Wirtschaft
anders denken.

Ein, zwei, viele Blickwinkel: Über Gerechtigkeit

09.09.2017
Bild: Albert Anker, gemeinfreiWer hat sie denn eingebrockt, "die Armensuppe"?

Aus dem Wahlkampf ist das Schlagwort »Gerechtigkeit« gar nicht wegzudenken. Aber wohin läuft die Debatte? Vier Lektüretipps zu Ungleichheit, Eigentumsfrage und einem Gerechtigkeitsbegriff, der Herrschaft legitimieren kann – oder nach radikaler Veränderung ruft.

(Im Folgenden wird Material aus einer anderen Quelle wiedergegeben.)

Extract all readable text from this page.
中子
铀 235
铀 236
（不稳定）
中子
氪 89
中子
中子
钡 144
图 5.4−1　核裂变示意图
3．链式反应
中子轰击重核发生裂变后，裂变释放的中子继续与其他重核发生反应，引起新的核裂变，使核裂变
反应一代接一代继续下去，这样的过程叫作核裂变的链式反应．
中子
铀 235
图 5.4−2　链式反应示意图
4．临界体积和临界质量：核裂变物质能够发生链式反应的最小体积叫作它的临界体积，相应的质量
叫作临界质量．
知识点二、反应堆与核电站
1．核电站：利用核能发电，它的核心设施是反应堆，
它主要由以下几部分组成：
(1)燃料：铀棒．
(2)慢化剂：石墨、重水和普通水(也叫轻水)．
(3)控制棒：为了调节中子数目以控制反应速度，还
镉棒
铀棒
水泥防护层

Aus dem Wahlkampf ist das Schlagwort »Gerechtigkeit« gar nicht wegzudenken. Das ist einerseits gut, weil die Debatte über Ungleichheit, Armutsgefährdung und Reichtumsverteilung heuer breiter geführt wird als etwa zu Agenda-Zeiten. Andererseits taugt der Appell zu mehr Gerechtigkeit dann auch öfter als Motto für eine Politik, die an grundlegenden Problemen gar nichts ändern will. Oder es ist umstritten, wie groß das Maß der Ungleichheit ist und was die Leute so wahrnehmen. Fünf Lektüretipps zu einem Thema, bei dem es nicht nur darauf ankommt, dass darüber gesprochen wird – sondern auch: wie.

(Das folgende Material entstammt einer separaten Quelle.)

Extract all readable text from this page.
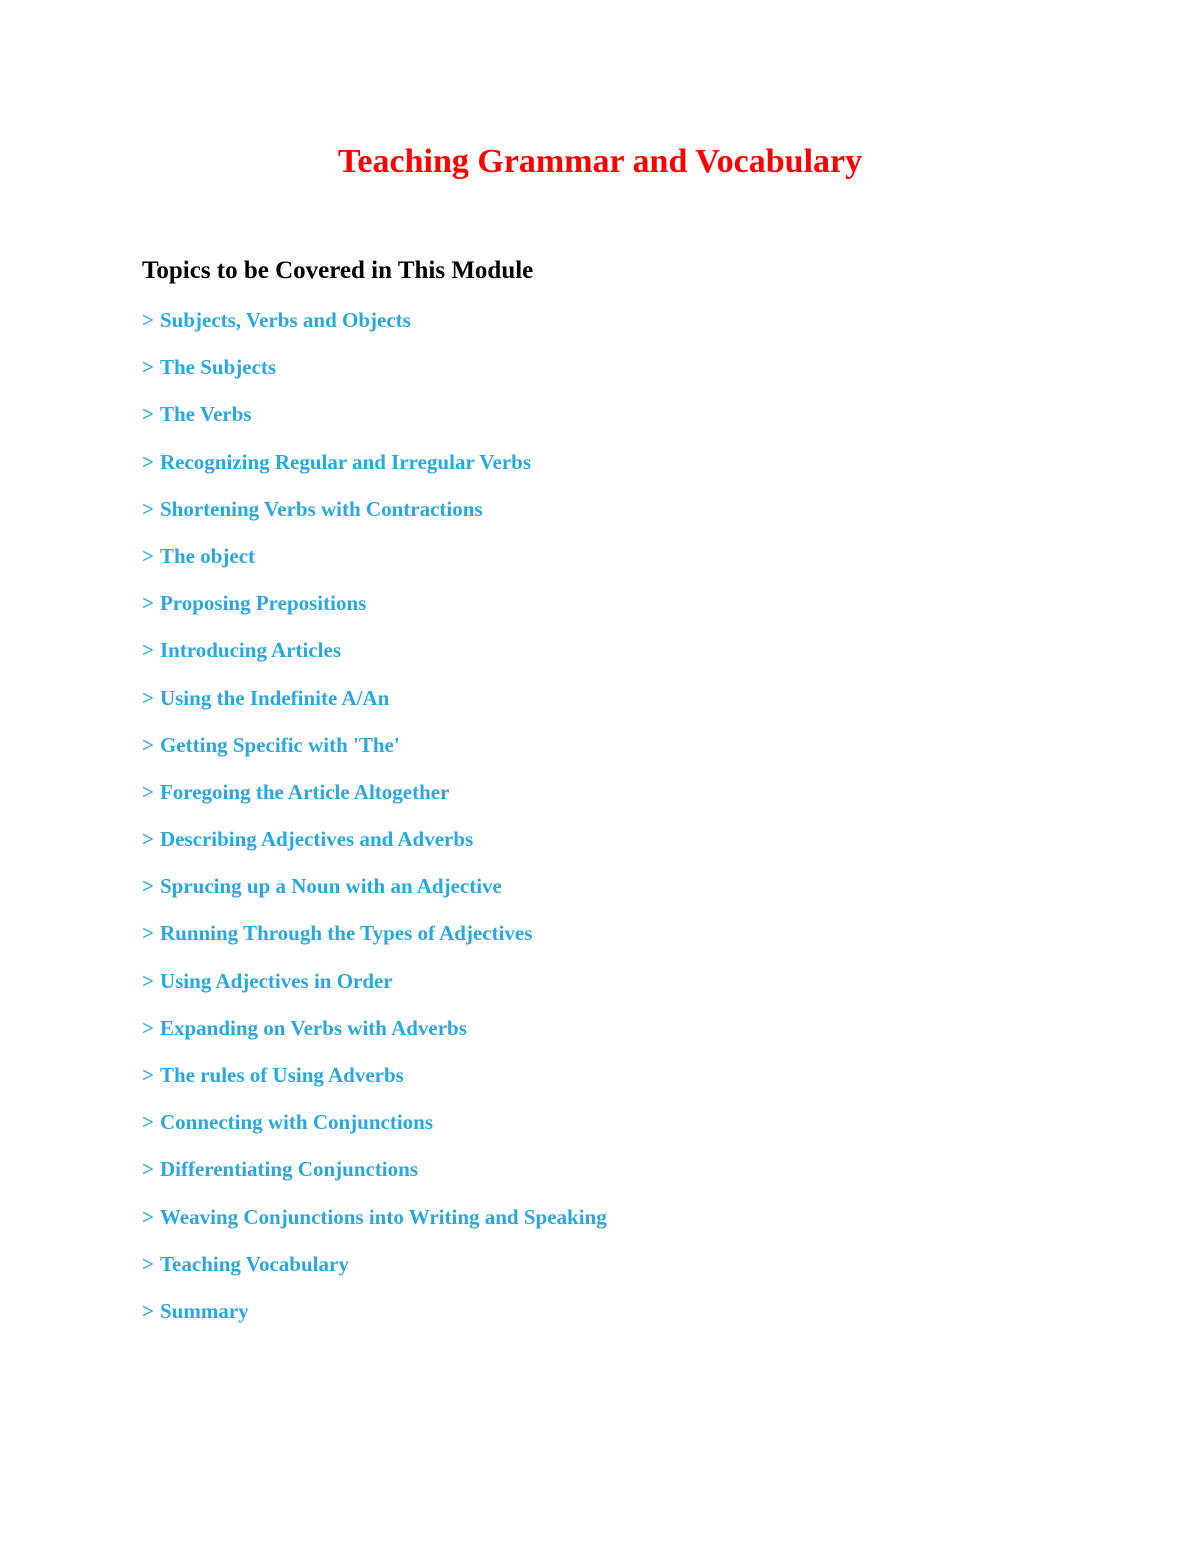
Teaching Grammar and Vocabulary
Topics to be Covered in This Module
> Subjects, Verbs and Objects
> The Subjects
> The Verbs
> Recognizing Regular and Irregular Verbs
> Shortening Verbs with Contractions
> The object
> Proposing Prepositions
> Introducing Articles
> Using the Indefinite A/An
> Getting Specific with 'The'
> Foregoing the Article Altogether
> Describing Adjectives and Adverbs
> Sprucing up a Noun with an Adjective
> Running Through the Types of Adjectives
> Using Adjectives in Order
> Expanding on Verbs with Adverbs
> The rules of Using Adverbs
> Connecting with Conjunctions
> Differentiating Conjunctions
> Weaving Conjunctions into Writing and Speaking
> Teaching Vocabulary
> Summary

»Empirische Befunde legen nahe, dass eine hohe Einkommens- und Vermögensungleichheit die Chancengleichheit einschränkt und damit leistungsfeindlich ist«, schreiben die Schweizer Ökonomen Volker Grossmann und Guy Kirsch in der »Süddeutschen«. Durch die in Zukunft anfallenden enormen Erbschaften werde »sich die Gesellschaft weiter spalten«. Den Autoren geht es schon um »Leistung«, es geht ihnen ebenso um die Sorge, dass Ungleichheit zu sozialer Unruhe führen könnte. Sie machen aber auch bei einer Kernfrage einen Punkt: »Umso erstaunlicher ist es, dass viele Menschen in Medien und Politik, die sich als Liberale verstehen, darin kein Problem sehen und, statt als Anwälte für die Entfaltung der Einzelnen aufzutreten, mit Verweis auf Eigentumsrechte die Partikularinteressen Vermögender schützen.«

In der »Zeit« hatte Jutta Allmendinger das zuvor auch schon aufgegriffen – in einer Wahlkampf-Kolumne. »Die viel zu hohe Spannbreite in der Verteilung der Einkommen«, so die Präsidentin des Wissen­schafts­zentrums Berlin für Sozial­forschung, werde »kaum thematisiert. Stattdessen begnügen sich die Parteien mit Konzepten zur sozialen Absicherung der Menschen nach unten. Das ist wichtig, ohne Frage. Grundlegende Verteilungsfragen aber löst das nicht.« Allmendinger verweist dazu auf Ergebnisse einer Studie, laut der die Bundesbürger »prinzipiell kein Problem mit Ungleichheit« haben: »Wer mehr leistet, da sind sich die allermeisten einig, soll auch mehr haben.« Diese Sichtweise bezeichnet man als Ergebnisgerechtigkeit. Ihre »Schwäche ist, dass es die Voraussetzungen nicht einbezieht, unter denen jemand überhaupt erst etwas leisten kann«. Das wiederum hat etwas mit den materiellen Voraussetzungen zu tun – und also mit der immer weiter klaffenden Lücke in der Einkommensverteilung. Etwas dagegen zu tun, wirft dann das Problem der »grundlegenden Verteilungsfragen« auf, das Allmendinger anspricht. Es geht unter dem Strich um Eingriff in Eigentumsrechte.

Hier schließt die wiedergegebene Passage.